Mas nos EUA e em outros lugares, não há um processo de aprovação regulatória claro para esses serviços antes de irem para o mercado. (No ano passado, a Wysa recebeu uma designação (em inglês) que lhe permite trabalhar com a Food and Drug Administration no desenvolvimento de seu produto.)
É importante que os estudos clínicos – especialmente aqueles que atravessam diferentes países e etnias – continuem a ser feitos para aprimorar a inteligência da tecnologia e sua capacidade de ler diferentes culturas e personalidades, diz Aniket Bera, professor associado de ciência da computação da Purdue.

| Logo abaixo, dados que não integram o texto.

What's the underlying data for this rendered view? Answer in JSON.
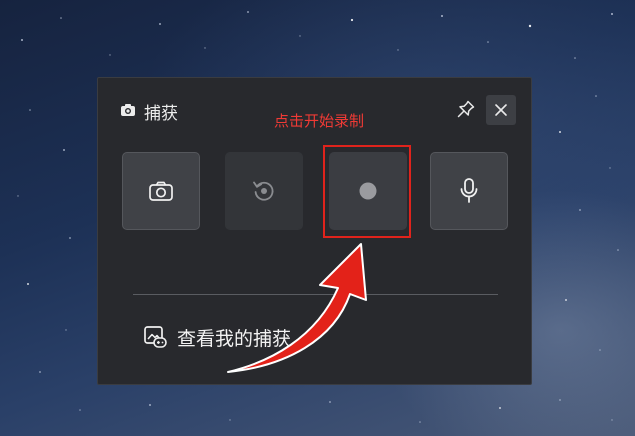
{
  "panel": {
    "title": "捕获",
    "annotation": "点击开始录制",
    "annotation_color": "#f03a35",
    "highlight_color": "#e0231c",
    "buttons": [
      {
        "name": "screenshot",
        "icon": "camera-icon"
      },
      {
        "name": "replay",
        "icon": "replay-icon"
      },
      {
        "name": "record",
        "icon": "record-dot-icon"
      },
      {
        "name": "microphone",
        "icon": "microphone-icon"
      }
    ],
    "gallery_label": "查看我的捕获"
  }
}
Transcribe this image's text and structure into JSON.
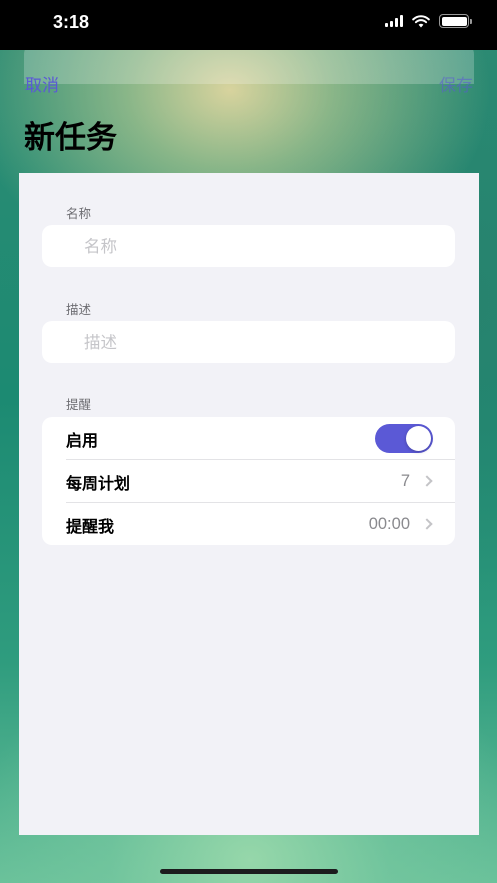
{
  "status": {
    "time": "3:18"
  },
  "nav": {
    "cancel_label": "取消",
    "save_label": "保存",
    "title": "新任务"
  },
  "form": {
    "name": {
      "header": "名称",
      "placeholder": "名称",
      "value": ""
    },
    "description": {
      "header": "描述",
      "placeholder": "描述",
      "value": ""
    },
    "reminder": {
      "header": "提醒",
      "enable_label": "启用",
      "enabled": true,
      "weekly_label": "每周计划",
      "weekly_value": "7",
      "remind_label": "提醒我",
      "remind_value": "00:00"
    }
  },
  "colors": {
    "accent": "#5b59d6",
    "grouped_background": "#f2f2f7",
    "placeholder": "#c5c5c9"
  }
}
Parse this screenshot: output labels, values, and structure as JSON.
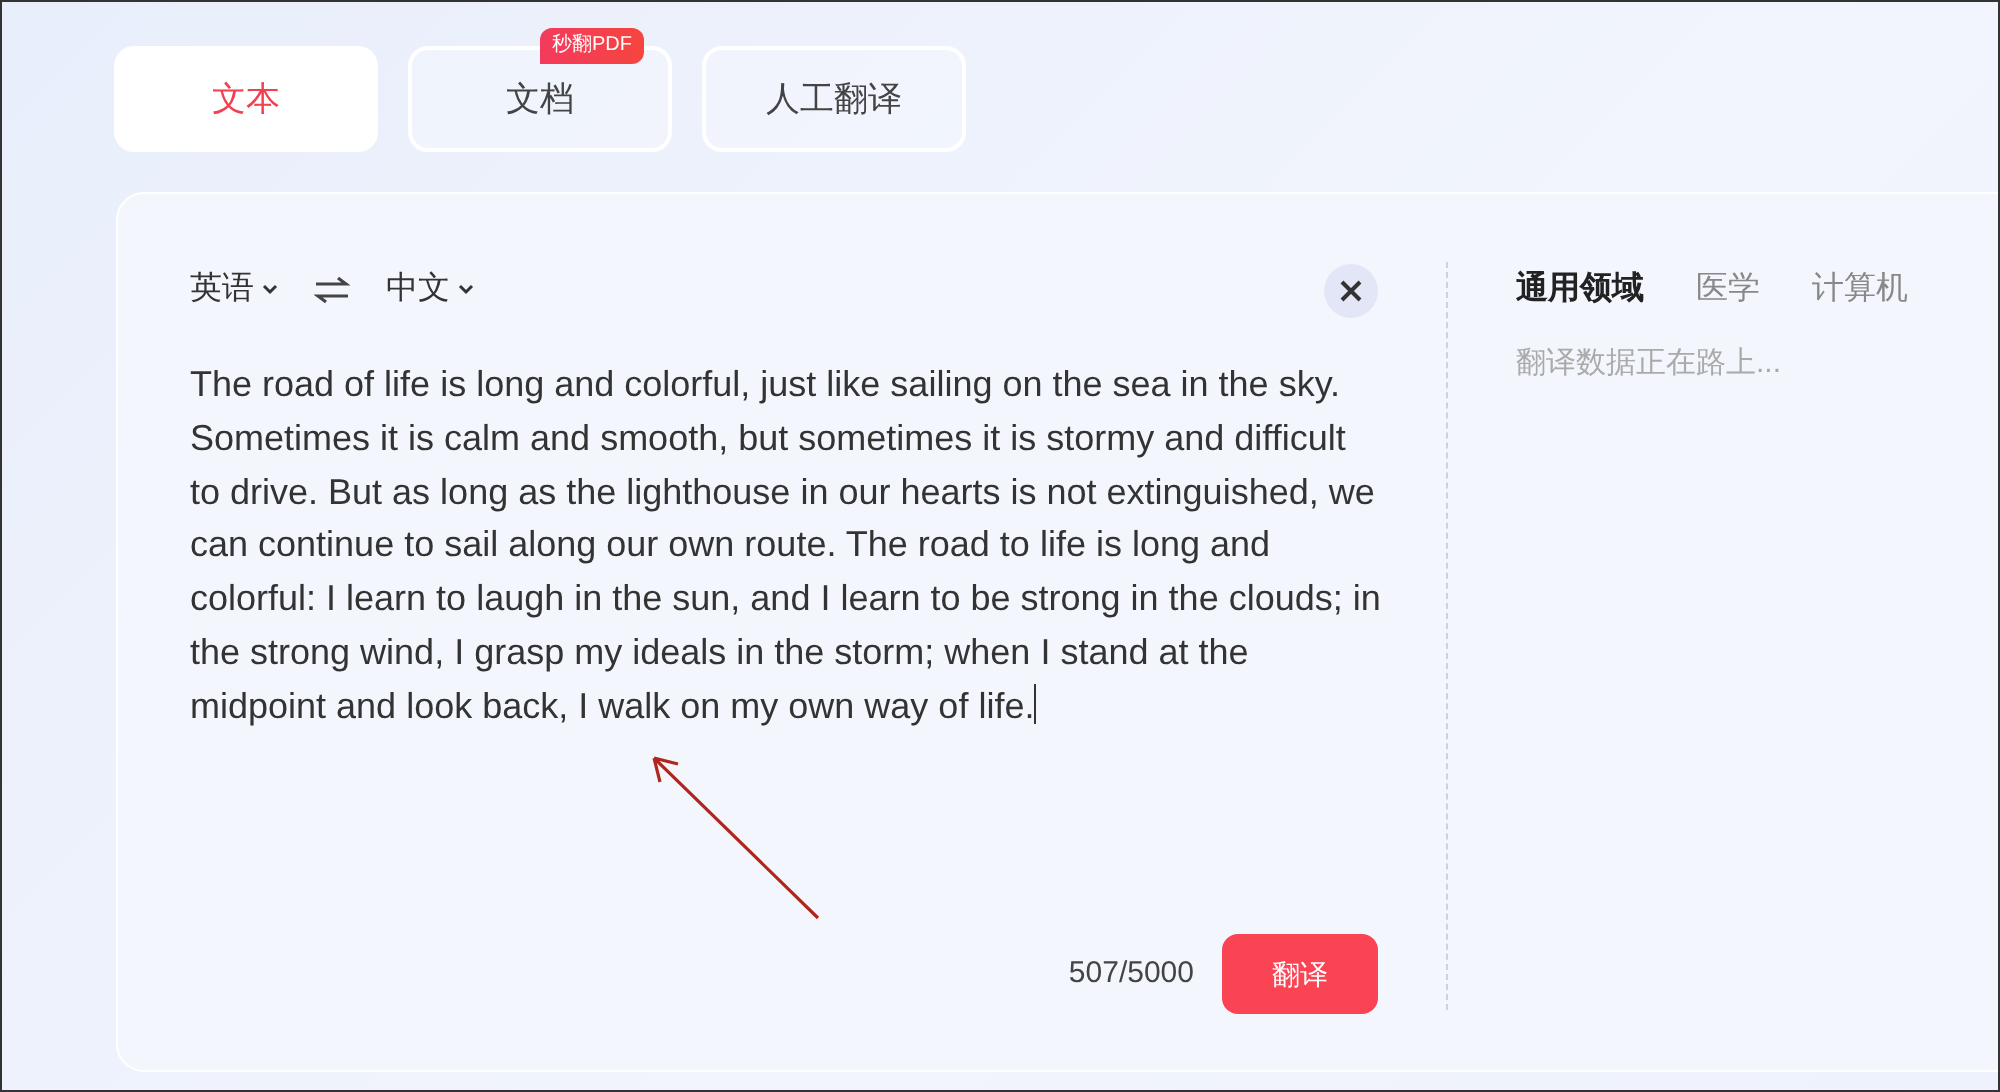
{
  "mode_tabs": [
    {
      "label": "文本",
      "selected": true
    },
    {
      "label": "文档",
      "selected": false,
      "badge": "秒翻PDF"
    },
    {
      "label": "人工翻译",
      "selected": false
    }
  ],
  "source_language": "英语",
  "target_language": "中文",
  "input_text": "The road of life is long and colorful, just like sailing on the sea in the sky. Sometimes it is calm and smooth, but sometimes it is stormy and difficult to drive. But as long as the lighthouse in our hearts is not extinguished, we can continue to sail along our own route. The road to life is long and colorful: I learn to laugh in the sun, and I learn to be strong in the clouds; in the strong wind, I grasp my ideals in the storm; when I stand at the midpoint and look back, I walk on my own way of life.",
  "char_count": "507/5000",
  "translate_button": "翻译",
  "domain_tabs": [
    {
      "label": "通用领域",
      "selected": true
    },
    {
      "label": "医学",
      "selected": false
    },
    {
      "label": "计算机",
      "selected": false
    }
  ],
  "result_placeholder": "翻译数据正在路上..."
}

“Problemas relacionados à saúde mental são problemas fortemente individualizados”, diz Bera, mas os dados disponíveis sobre a terapia com chatbots são fortemente ponderados por discintos tipos de viés. Isso, diz ele, torna a tecnologia mais propensa a entender mal as pistas culturais de pessoas como ele, que cresceram na Índia, por exemplo.
“Não sei se algum dia será igual a um humano empático”, diz Bera, mas “acho que parte da jornada da minha vida é chegar perto”.
E, enquanto isso, para pessoas como Chukurah Ali, a tecnologia já é um substituto bem-vindo. Ela diz que recomendou o aplicativo Wysa para muitos de seus amigos. Ela diz que também se pega passando conselhos que pegou do aplicativo, perguntando aos amigos: “Ah, o que você vai fazer hoje para se sentir melhor? Que tal você tentar isso hoje?”
Não é apenas a tecnologia que está tentando agir de forma humana, diz ela, e ri. Agora, ela começou a imitar a tecnologia.